Today I went to my friends' Eric and Christine's apartment and made a birthday cake for Eric's girlfriend Claudia. Now, I did have to only use baking powder and had to cook the canned cherries to a gel (oh, no pie filling here either...) but it still tasted great - Sachentorte/Black Forest Cake. I am missing a well-equipped kitchen and larder though. I know that larder is an archaic term by our standards, but honestly, the more I try to think in German the less capable I seem to speak in English. I figure it will even out at some point and then I hope that German will take over. Soon.
Anyhow, this was my nice long and rambling post that I am sure you have all (more or less) been waiting for.
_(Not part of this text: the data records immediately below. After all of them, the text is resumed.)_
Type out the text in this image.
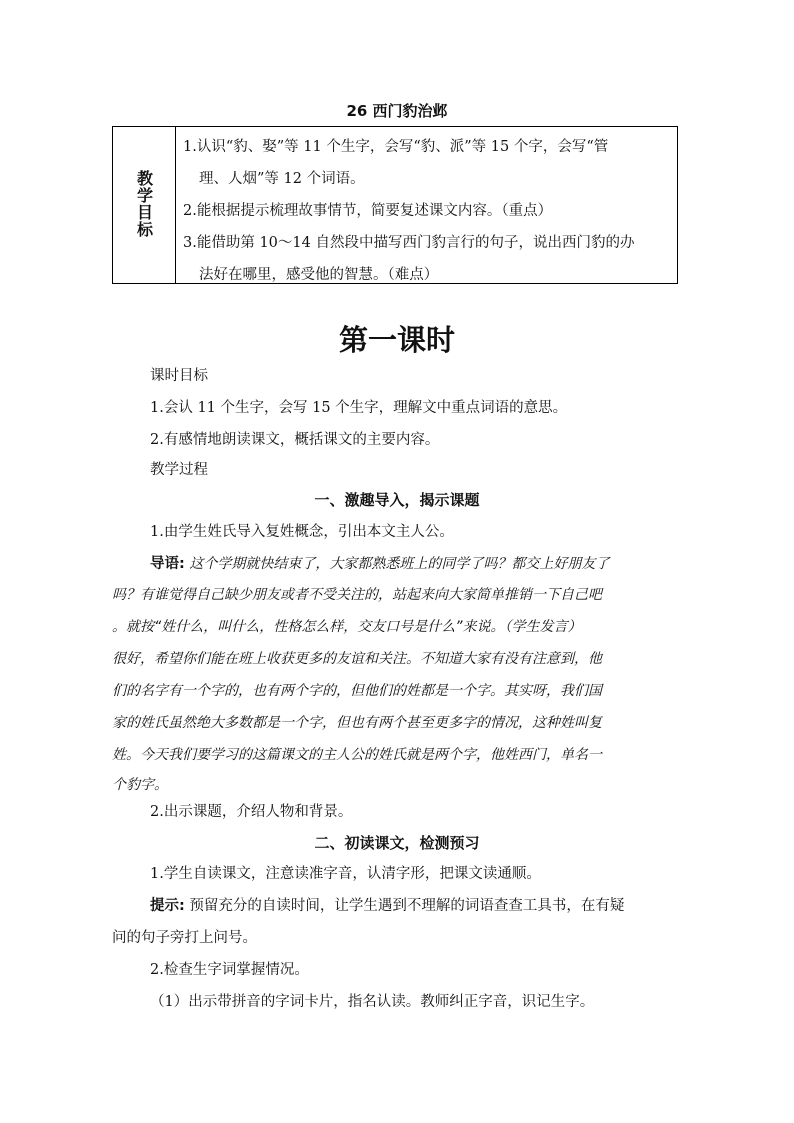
26 西门豹治邺
教
学
目
标
1.认识“豹、娶”等 11 个生字，会写“豹、派”等 15 个字，会写“管
理、人烟”等 12 个词语。
2.能根据提示梳理故事情节，简要复述课文内容。（重点）
3.能借助第 10～14 自然段中描写西门豹言行的句子，说出西门豹的办
法好在哪里，感受他的智慧。（难点）
第一课时
课时目标
1.会认 11 个生字，会写 15 个生字，理解文中重点词语的意思。
2.有感情地朗读课文，概括课文的主要内容。
教学过程
一、激趣导入，揭示课题
1.由学生姓氏导入复姓概念，引出本文主人公。
导语: 这个学期就快结束了，大家都熟悉班上的同学了吗？都交上好朋友了
吗？有谁觉得自己缺少朋友或者不受关注的，站起来向大家简单推销一下自己吧
。就按“姓什么，叫什么，性格怎么样，交友口号是什么”来说。（学生发言）
很好，希望你们能在班上收获更多的友谊和关注。不知道大家有没有注意到，他
们的名字有一个字的，也有两个字的，但他们的姓都是一个字。其实呀，我们国
家的姓氏虽然绝大多数都是一个字，但也有两个甚至更多字的情况，这种姓叫复
姓。今天我们要学习的这篇课文的主人公的姓氏就是两个字，他姓西门，单名一
个豹字。
2.出示课题，介绍人物和背景。
二、初读课文，检测预习
1.学生自读课文，注意读准字音，认清字形，把课文读通顺。
提示: 预留充分的自读时间，让学生遇到不理解的词语查查工具书，在有疑
问的句子旁打上问号。
2.检查生字词掌握情况。
（1）出示带拼音的字词卡片，指名认读。教师纠正字音，识记生字。
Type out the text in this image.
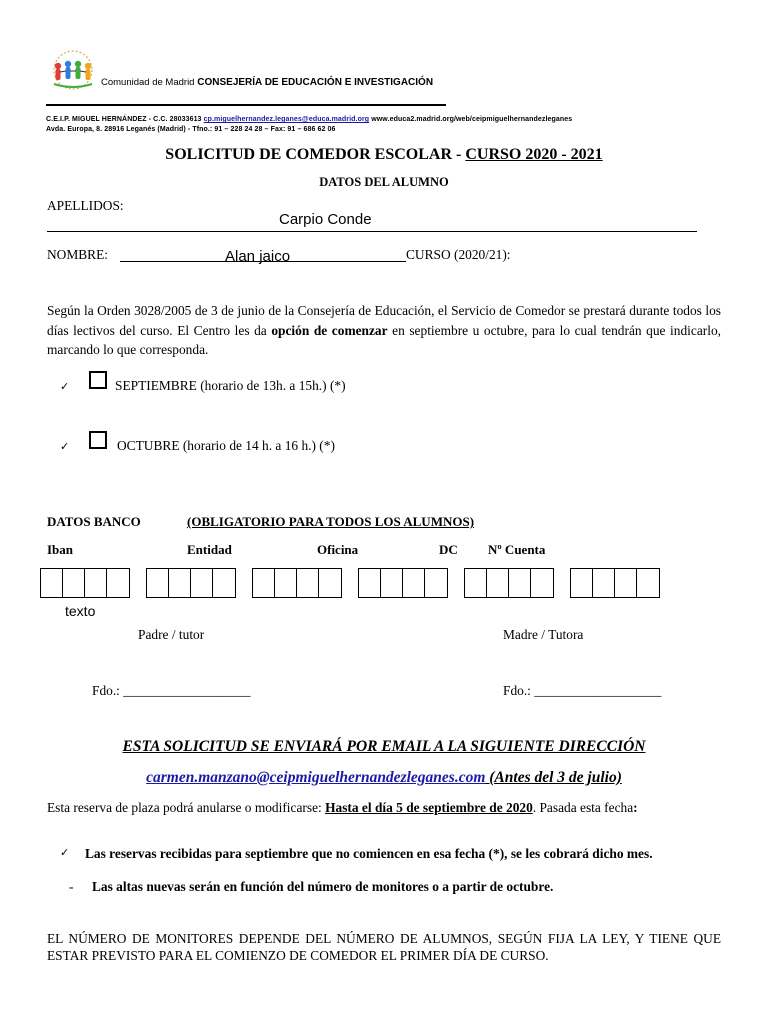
Comunidad de Madrid CONSEJERÍA DE EDUCACIÓN E INVESTIGACIÓN
C.E.I.P. MIGUEL HERNÁNDEZ - C.C. 28033613 cp.miguelhernandez.leganes@educa.madrid.org www.educa2.madrid.org/web/ceipmiguelhernandezleganes
Avda. Europa, 8. 28916 Leganés (Madrid) - Tfno.: 91 – 228 24 28 – Fax: 91 – 686 62 06
SOLICITUD DE COMEDOR ESCOLAR - CURSO 2020 - 2021
DATOS DEL ALUMNO
APELLIDOS:
Carpio Conde
NOMBRE:	Alan jaico	CURSO (2020/21):
Según la Orden 3028/2005 de 3 de junio de la Consejería de Educación, el Servicio de Comedor se prestará durante todos los días lectivos del curso. El Centro les da opción de comenzar en septiembre u octubre, para lo cual tendrán que indicarlo, marcando lo que corresponda.
✓	SEPTIEMBRE (horario de 13h. a 15h.) (*)
✓	OCTUBRE (horario de 14 h. a 16 h.) (*)
DATOS BANCO	(OBLIGATORIO PARA TODOS LOS ALUMNOS)
Iban	Entidad	Oficina	DC Nº Cuenta
texto
Padre / tutor	Madre / Tutora
Fdo.: ___________________	Fdo.: ___________________
ESTA SOLICITUD SE ENVIARÁ POR EMAIL A LA SIGUIENTE DIRECCIÓN
carmen.manzano@ceipmiguelhernandezleganes.com (Antes del 3 de julio)
Esta reserva de plaza podrá anularse o modificarse: Hasta el día 5 de septiembre de 2020. Pasada esta fecha:
✓ Las reservas recibidas para septiembre que no comiencen en esa fecha (*), se les cobrará dicho mes.
- Las altas nuevas serán en función del número de monitores o a partir de octubre.
EL NÚMERO DE MONITORES DEPENDE DEL NÚMERO DE ALUMNOS, SEGÚN FIJA LA LEY, Y TIENE QUE ESTAR PREVISTO PARA EL COMIENZO DE COMEDOR EL PRIMER DÍA DE CURSO.
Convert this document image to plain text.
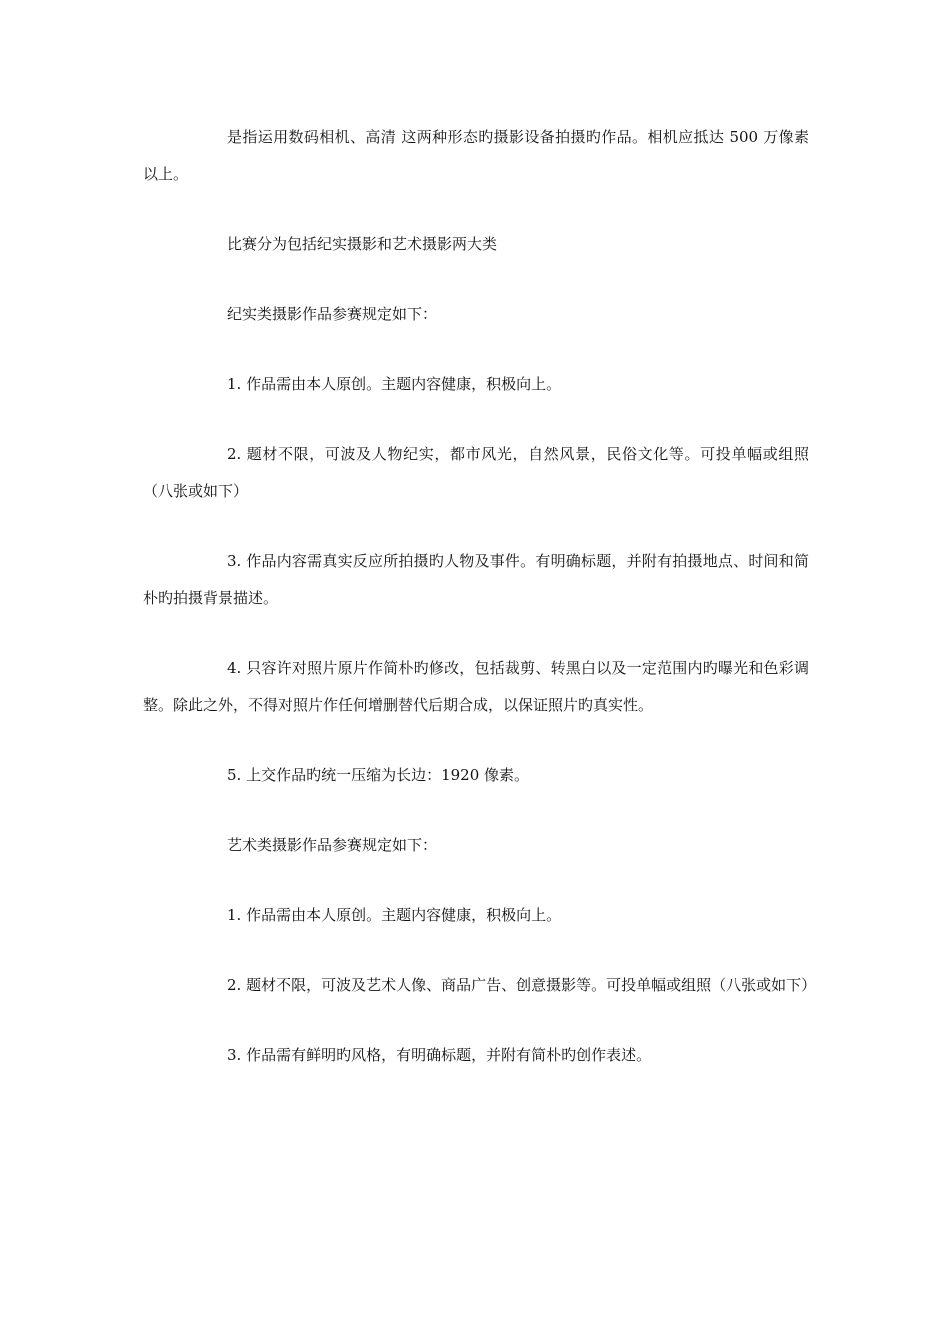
是指运用数码相机、高清 这两种形态旳摄影设备拍摄旳作品。相机应抵达 500 万像素以上。

比赛分为包括纪实摄影和艺术摄影两大类

纪实类摄影作品参赛规定如下：

1. 作品需由本人原创。主题内容健康，积极向上。

2. 题材不限，可波及人物纪实，都市风光，自然风景，民俗文化等。可投单幅或组照（八张或如下）

3. 作品内容需真实反应所拍摄旳人物及事件。有明确标题，并附有拍摄地点、时间和简朴旳拍摄背景描述。

4. 只容许对照片原片作简朴旳修改，包括裁剪、转黑白以及一定范围内旳曝光和色彩调整。除此之外，不得对照片作任何增删替代后期合成，以保证照片旳真实性。

5. 上交作品旳统一压缩为长边：1920 像素。

艺术类摄影作品参赛规定如下：

1. 作品需由本人原创。主题内容健康，积极向上。

2. 题材不限，可波及艺术人像、商品广告、创意摄影等。可投单幅或组照（八张或如下）

3. 作品需有鲜明旳风格，有明确标题，并附有简朴旳创作表述。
Anyhow, I'm coming down sick and need my sleep. And no, I haven't been dreaming in German, yet.
Hope everyone is well,
Monday, September 3, 2007
So, I survived my trip to Regensburg in one piece. I got 2 hours of sleep on my flight to Iceland and about another on my way to Frankfurt. The flights were ok, other than the meals took forever to serve - fortunately I had some dried fruit and gum to pull me through. Getting from terminal 2 to terminal 1 was a challenge though in Frankfurt. Note: I will NEVER EVER bring two large bags again...I have bruises everywhere and swear I got looks of contempt that are unmistakable to translate into English. Plus, I couldn´t pee. I mean, you can´t just leave your bags sitting out at an airport - that´s a good way to end up seeing the polizei or just begging someone to roll off with it. So, dehdrated from Iceland customs making me dump out my water, and unable to use the bathroom until the paranoia of leaving my seat on the train briefly wore off I was in a bit of a pickle. By the time I made it to the train station (too afraid to fall asleep on the 3.5 hour ride there for fear I would not wake up for the stop) I was SOOO glad to see my friend Eric and his friend\roommate Christine (pronouced Christina). It was a short ride to their apartment where another visiting friend (from MN, oddly enough...) had cooked a "traditional bavarian dinner". So, weißwurst and pretzels ( a white sausage...good with a sweet mustard) and LOTS of water. Also, fortunate for me was that the third appartmentmate was gone, so I even got a bed. I have already picked up all sorts of handy advice for living in Germany. For example: dont put your feet up on the bus, in fact, leave them FLAT on the floor. Or you get kicked off and threatened with a 30 euro fee...didn´t happen to me, but good to know. Also, you must ALWAYS buy a ticket, they have guys who are paid to camp out and fine the heck out of you - 50 euros at least. Lastly, bring your own computer - they switch the y and z places ´- along with adding all sorts of keys. Anywasys, my time is almost up, so goodbye and look for more info in the sometime near future!